Anxiety is a word we use to describe feelings of unease, worry and fear which can be based around what is going to happen or go wrong. The emotions and the physical sensations are based around what we might experience when we are worried or nervous about something. Although we can usually find our anxiety unpleasant, anxiety is a normal human function that is related to the ‘fight or flight’ response – our biological reaction to feeling threatened.
You know what it’s like to feel anxious or nervous from time to time. It’s common to feel tense or perhaps fearful at the thought of a stressful event or decision you could be facing especially if it could have a big impact on your life. Example could be:-
Financial worries or concerns
- Job security
- sitting an exam
- going into hospital
- attending an interview
- starting a new job
- moving away from home for a job or university
- having a baby or separation from your children
- being diagnosed with an illness or living with pain
- getting married or divorced
In situations like these it’s understandable to have worries about how you will cope, or what the outcome will be as we can sometimes be unsure. For a short time you might even find it hard to sleep, eat or concentrate and this can help to increase the feelings of our anxiety. Then normally, after a short while, when the situation has passed or when we have the support we need, the feelings of anxiety can stop.
When does our anxiety become a problem?
Because anxiety is a normal human response, it’s sometimes hard to know when it’s becoming a problem for you but if your feelings of anxiety are very strong, last for a long time, or feel overwhelming then seeking extra help, support and understanding could be necessary.

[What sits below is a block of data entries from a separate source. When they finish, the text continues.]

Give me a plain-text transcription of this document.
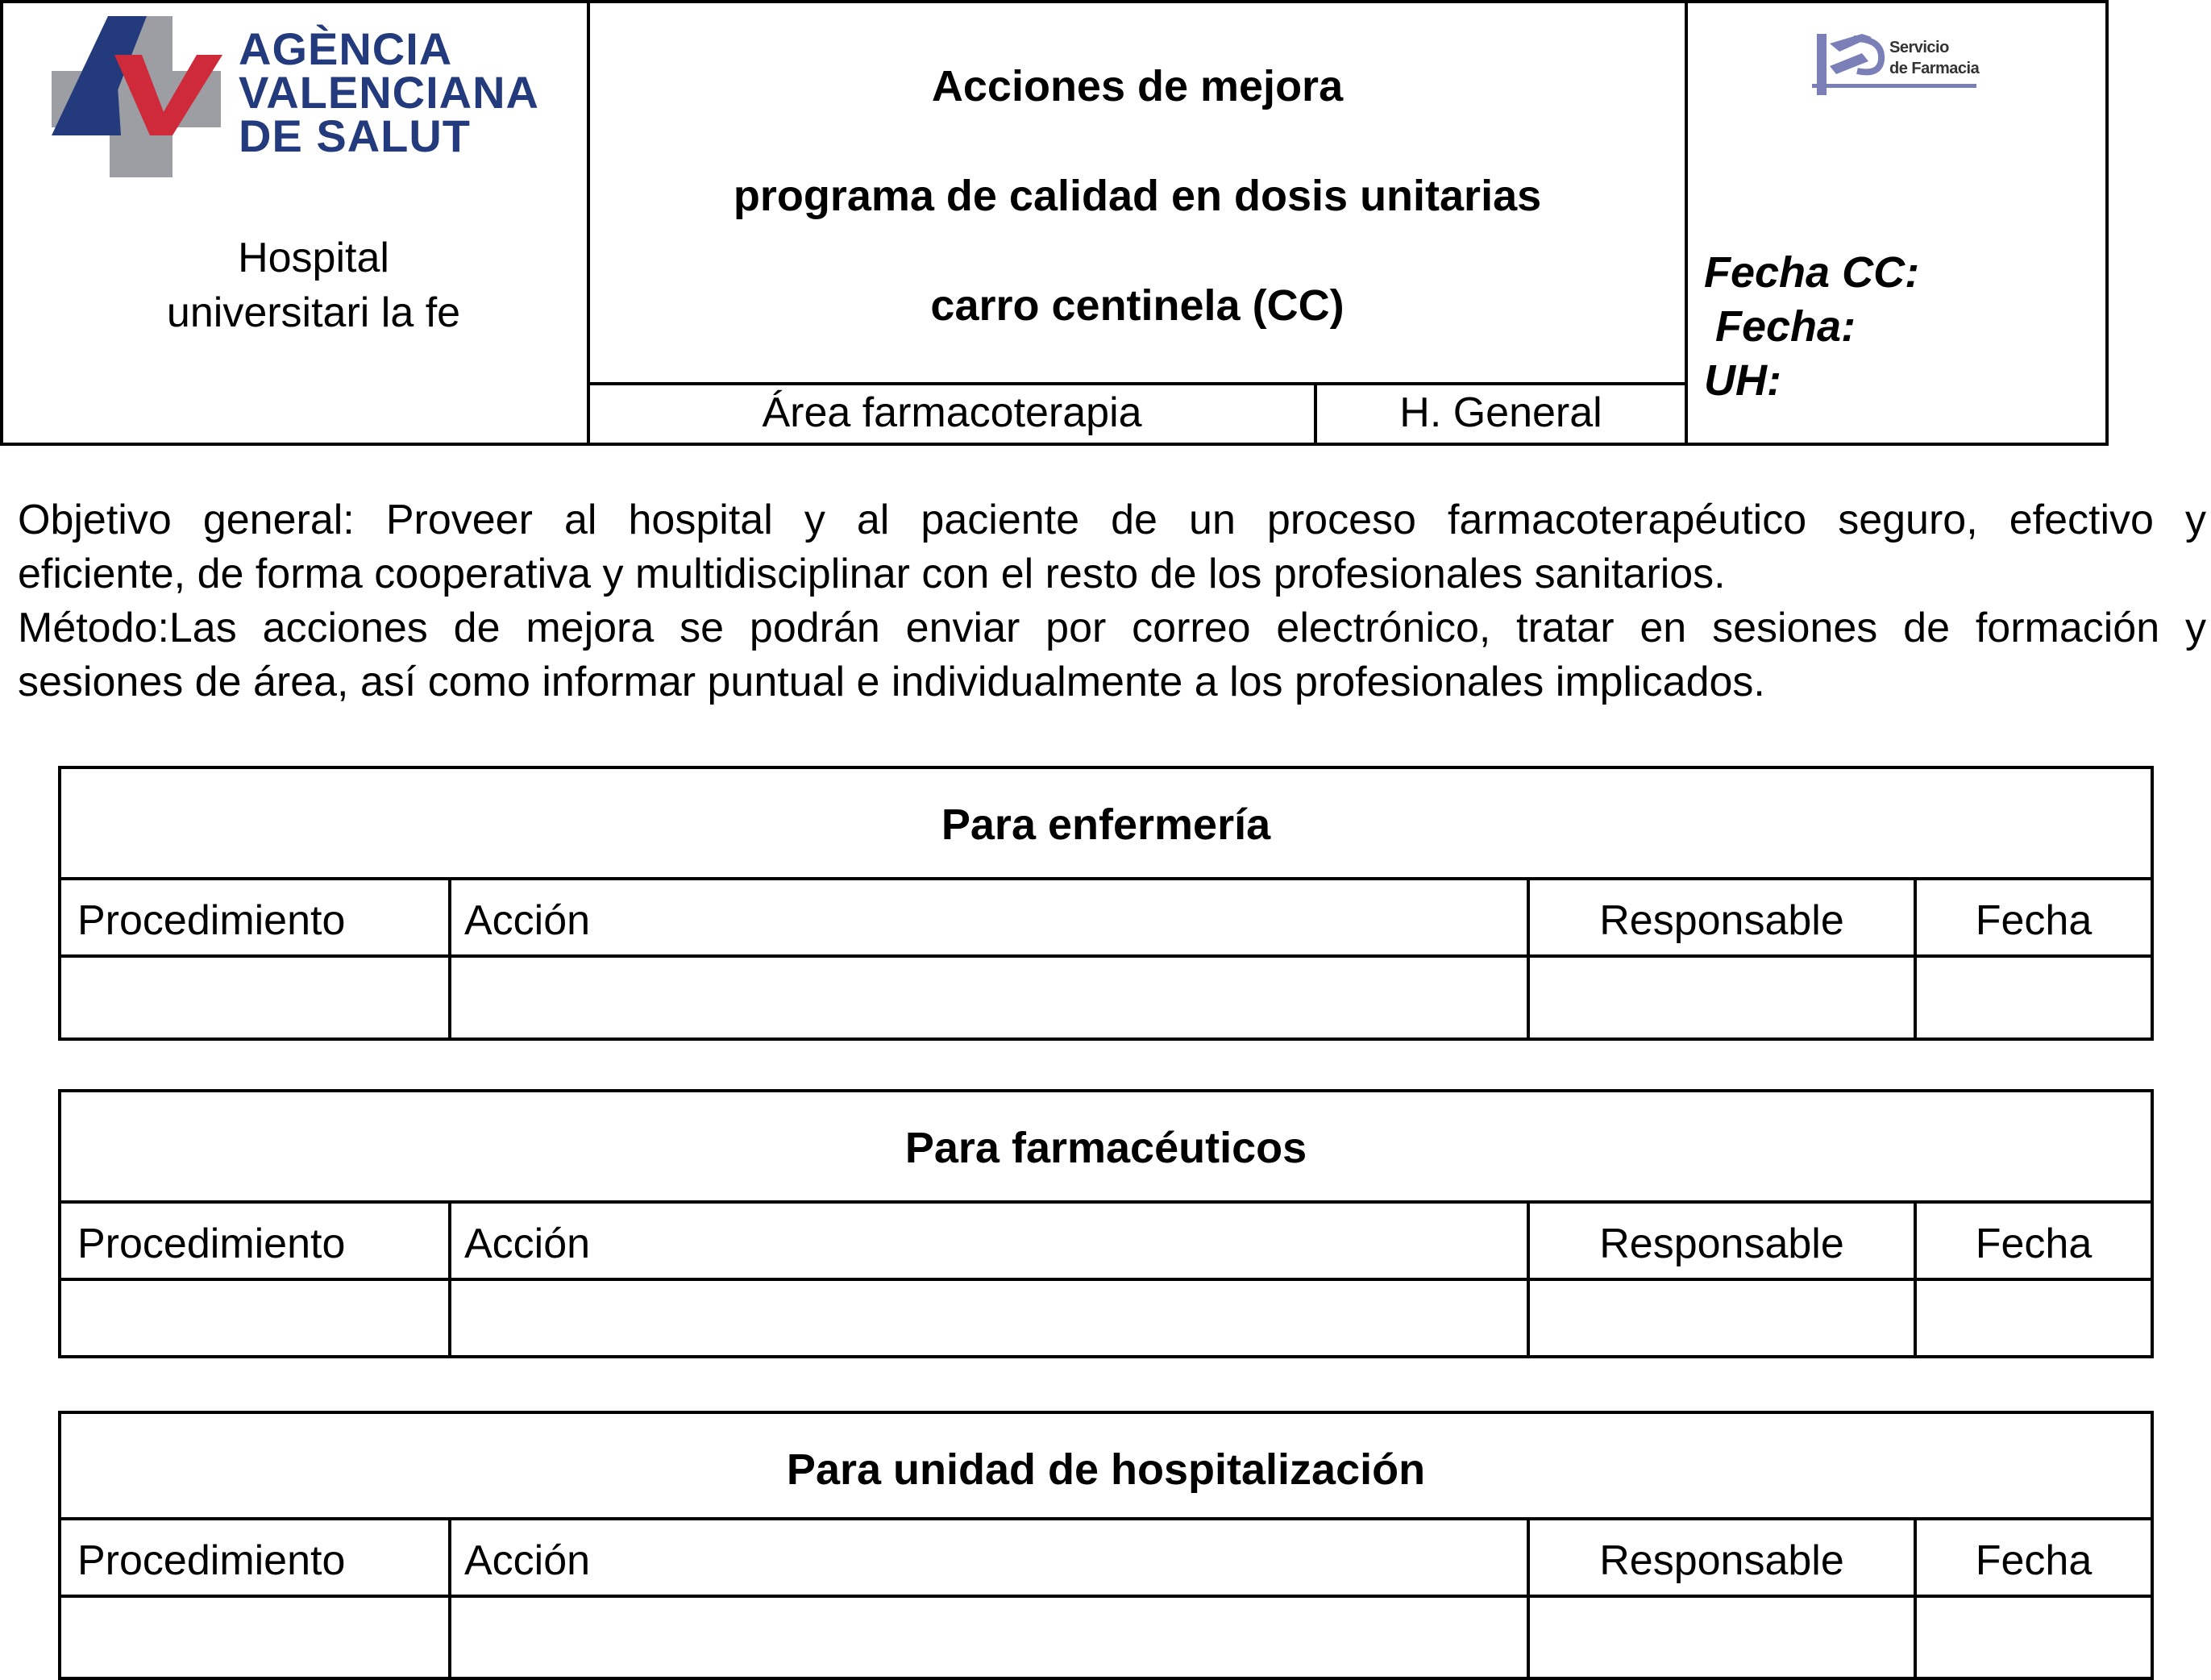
AGÈNCIA
VALENCIANA
DE SALUT
Hospital
universitari la fe
Acciones de mejora
programa de calidad en dosis unitarias
carro centinela (CC)
Área farmacoterapia	H. General
Servicio
de Farmacia
Fecha CC:
Fecha:
UH:
Objetivo general: Proveer al hospital y al paciente de un proceso farmacoterapéutico seguro, efectivo y
eficiente, de forma cooperativa y multidisciplinar con el resto de los profesionales sanitarios.
Método:Las acciones de mejora se podrán enviar por correo electrónico, tratar en sesiones de formación y
sesiones de área, así como informar puntual e individualmente a los profesionales implicados.
Para enfermería
Procedimiento	Acción	Responsable	Fecha
Para farmacéuticos
Procedimiento	Acción	Responsable	Fecha
Para unidad de hospitalización
Procedimiento	Acción	Responsable	Fecha
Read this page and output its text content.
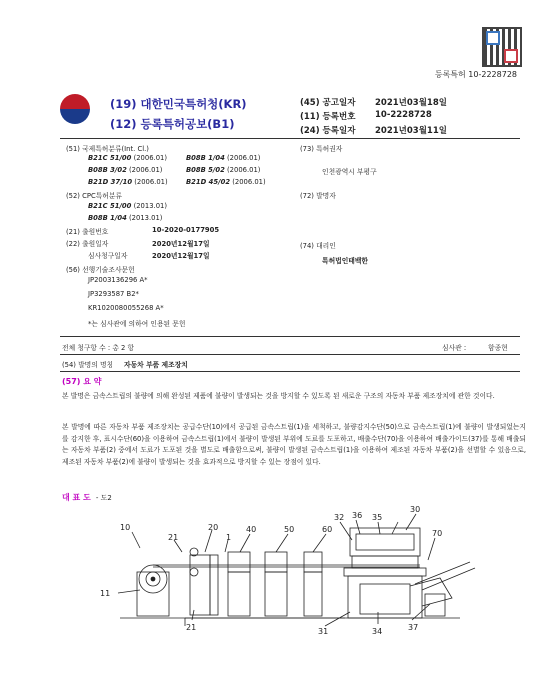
등록특허 10-2228728
(19) 대한민국특허청(KR)
(12) 등록특허공보(B1)
(45) 공고일자 2021년03월18일
(11) 등록번호 10-2228728
(24) 등록일자 2021년03월11일
(51) 국제특허분류(Int. Cl.)
B21C 51/00 (2006.01)	B08B 1/04 (2006.01)
B08B 3/02 (2006.01)	B08B 5/02 (2006.01)
B21D 37/10 (2006.01)	B21D 45/02 (2006.01)
(52) CPC특허분류
B21C 51/00 (2013.01)
B08B 1/04 (2013.01)
(21) 출원번호	10-2020-0177905
(22) 출원일자	2020년12월17일
심사청구일자	2020년12월17일
(56) 선행기술조사문헌
JP2003136296 A*
JP3293587 B2*
KR1020080055268 A*
*는 심사관에 의하여 인용된 문헌
(73) 특허권자
인천광역시 부평구
(72) 발명자
(74) 대리인
특허법인태백한
전체 청구항 수 : 총 2 항	심사관 :	함종현
(54) 발명의 명칭 자동차 부품 제조장치
(57) 요 약
본 발명은 금속스트립의 불량에 의해 완성된 제품에 불량이 발생되는 것을 방지할 수 있도록 된 새로운 구조의 자동차 부품 제조장치에 관한 것이다.
본 발명에 따른 자동차 부품 제조장치는 공급수단(10)에서 공급된 금속스트립(1)을 세척하고, 불량감지수단(50)으로 금속스트립(1)에 불량이 발생되었는지를 감지한 후, 표시수단(60)을 이용하여 금속스트립(1)에서 불량이 발생된 부위에 도료를 도포하고, 배출수단(70)을 이용하여 배출가이드(37)를 통해 배출되는 자동차 부품(2) 중에서 도료가 도포된 것을 별도로 배출함으로써, 불량이 발생된 금속스트립(1)을 이용하여 제조된 자동차 부품(2)을 선별할 수 있음으로, 제조된 자동차 부품(2)에 불량이 발생되는 것을 효과적으로 방지할 수 있는 장점이 있다.
대 표 도 - 도2
10
21
20
1
40	50	60
32 36 35
30
70
11
21	31	34	37
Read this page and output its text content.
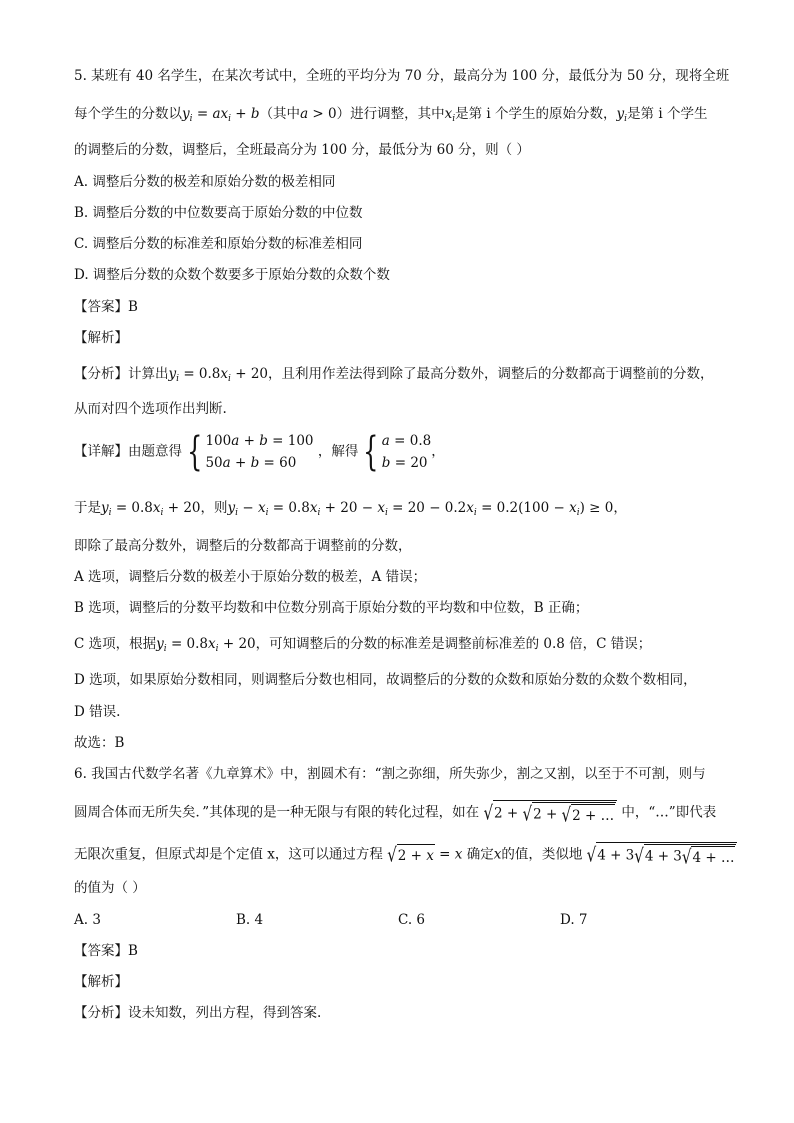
5. 某班有 40 名学生，在某次考试中，全班的平均分为 70 分，最高分为 100 分，最低分为 50 分，现将全班
每个学生的分数以$y_i = ax_i + b$（其中a > 0）进行调整，其中$x_i$是第 i 个学生的原始分数，$y_i$是第 i 个学生
的调整后的分数，调整后，全班最高分为 100 分，最低分为 60 分，则（ ）
A. 调整后分数的极差和原始分数的极差相同
B. 调整后分数的中位数要高于原始分数的中位数
C. 调整后分数的标准差和原始分数的标准差相同
D. 调整后分数的众数个数要多于原始分数的众数个数
【答案】B
【解析】
【分析】计算出$y_i = 0.8x_i + 20$，且利用作差法得到除了最高分数外，调整后的分数都高于调整前的分数，
从而对四个选项作出判断.
【详解】由题意得 { 100a + b = 100
50a + b = 60 ，解得 { a = 0.8
b = 20，
于是$y_i = 0.8x_i + 20$，则$y_i - x_i = 0.8x_i + 20 - x_i = 20 - 0.2x_i = 0.2(100 - x_i) \ge 0$，
即除了最高分数外，调整后的分数都高于调整前的分数，
A 选项，调整后分数的极差小于原始分数的极差，A 错误；
B 选项，调整后的分数平均数和中位数分别高于原始分数的平均数和中位数，B 正确；
C 选项，根据$y_i = 0.8x_i + 20$，可知调整后的分数的标准差是调整前标准差的 0.8 倍，C 错误；
D 选项，如果原始分数相同，则调整后分数也相同，故调整后的分数的众数和原始分数的众数个数相同，
D 错误.
故选：B
6. 我国古代数学名著《九章算术》中，割圆术有：“割之弥细，所失弥少，割之又割，以至于不可割，则与
圆周合体而无所失矣．”其体现的是一种无限与有限的转化过程，如在 √2 + √2 + √2 + … 中，“…”即代表
无限次重复，但原式却是个定值 x，这可以通过方程 √2 + x = x 确定x的值，类似地 √4 + 3√4 + 3√4 + …
的值为（ ）
A. 3	B. 4	C. 6	D. 7
【答案】B
【解析】
【分析】设未知数，列出方程，得到答案.
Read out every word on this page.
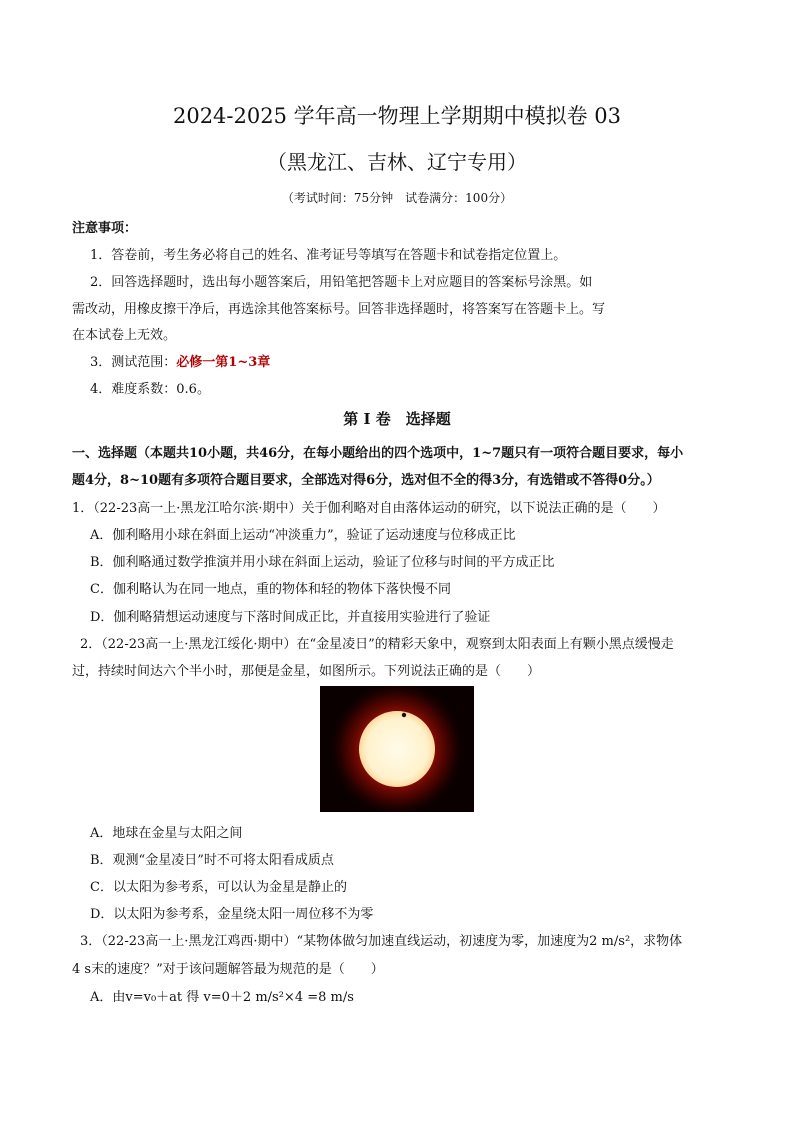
2024-2025 学年高一物理上学期期中模拟卷 03
（黑龙江、吉林、辽宁专用）
（考试时间：75分钟　试卷满分：100分）
注意事项：
1．答卷前，考生务必将自己的姓名、准考证号等填写在答题卡和试卷指定位置上。
2．回答选择题时，选出每小题答案后，用铅笔把答题卡上对应题目的答案标号涂黑。如
需改动，用橡皮擦干净后，再选涂其他答案标号。回答非选择题时，将答案写在答题卡上。写
在本试卷上无效。
3．测试范围：必修一第1~3章
4．难度系数：0.6。
第 I 卷　选择题
一、选择题（本题共10小题，共46分，在每小题给出的四个选项中，1~7题只有一项符合题目要求，每小
题4分，8~10题有多项符合题目要求，全部选对得6分，选对但不全的得3分，有选错或不答得0分。）
1．（22-23高一上·黑龙江哈尔滨·期中）关于伽利略对自由落体运动的研究，以下说法正确的是（　　）
A．伽利略用小球在斜面上运动“冲淡重力”，验证了运动速度与位移成正比
B．伽利略通过数学推演并用小球在斜面上运动，验证了位移与时间的平方成正比
C．伽利略认为在同一地点，重的物体和轻的物体下落快慢不同
D．伽利略猜想运动速度与下落时间成正比，并直接用实验进行了验证
2．（22-23高一上·黑龙江绥化·期中）在“金星凌日”的精彩天象中，观察到太阳表面上有颗小黑点缓慢走
过，持续时间达六个半小时，那便是金星，如图所示。下列说法正确的是（　　）
A．地球在金星与太阳之间
B．观测“金星凌日”时不可将太阳看成质点
C．以太阳为参考系，可以认为金星是静止的
D．以太阳为参考系，金星绕太阳一周位移不为零
3．（22-23高一上·黑龙江鸡西·期中）“某物体做匀加速直线运动，初速度为零，加速度为2 m/s²，求物体
4 s末的速度？”对于该问题解答最为规范的是（　　）
A．由v=v₀＋at 得 v=0＋2 m/s²×4 =8 m/s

You might find that you’re worrying all the time, perhaps about things that are a regular part of everyday life, or about things that aren’t likely to happen or even worrying about worrying.
You might regularly experience unpleasant physical and psychological effects of anxiety, and maybe panic attacks.
Depending on the kind of problems you experience, you might be given a diagnosis of a specific anxiety disorder.
If anxiety is affecting your ability to live your life the way you’d like to, it’s worth thinking about ways to help yourself, and what kind of treatments are available.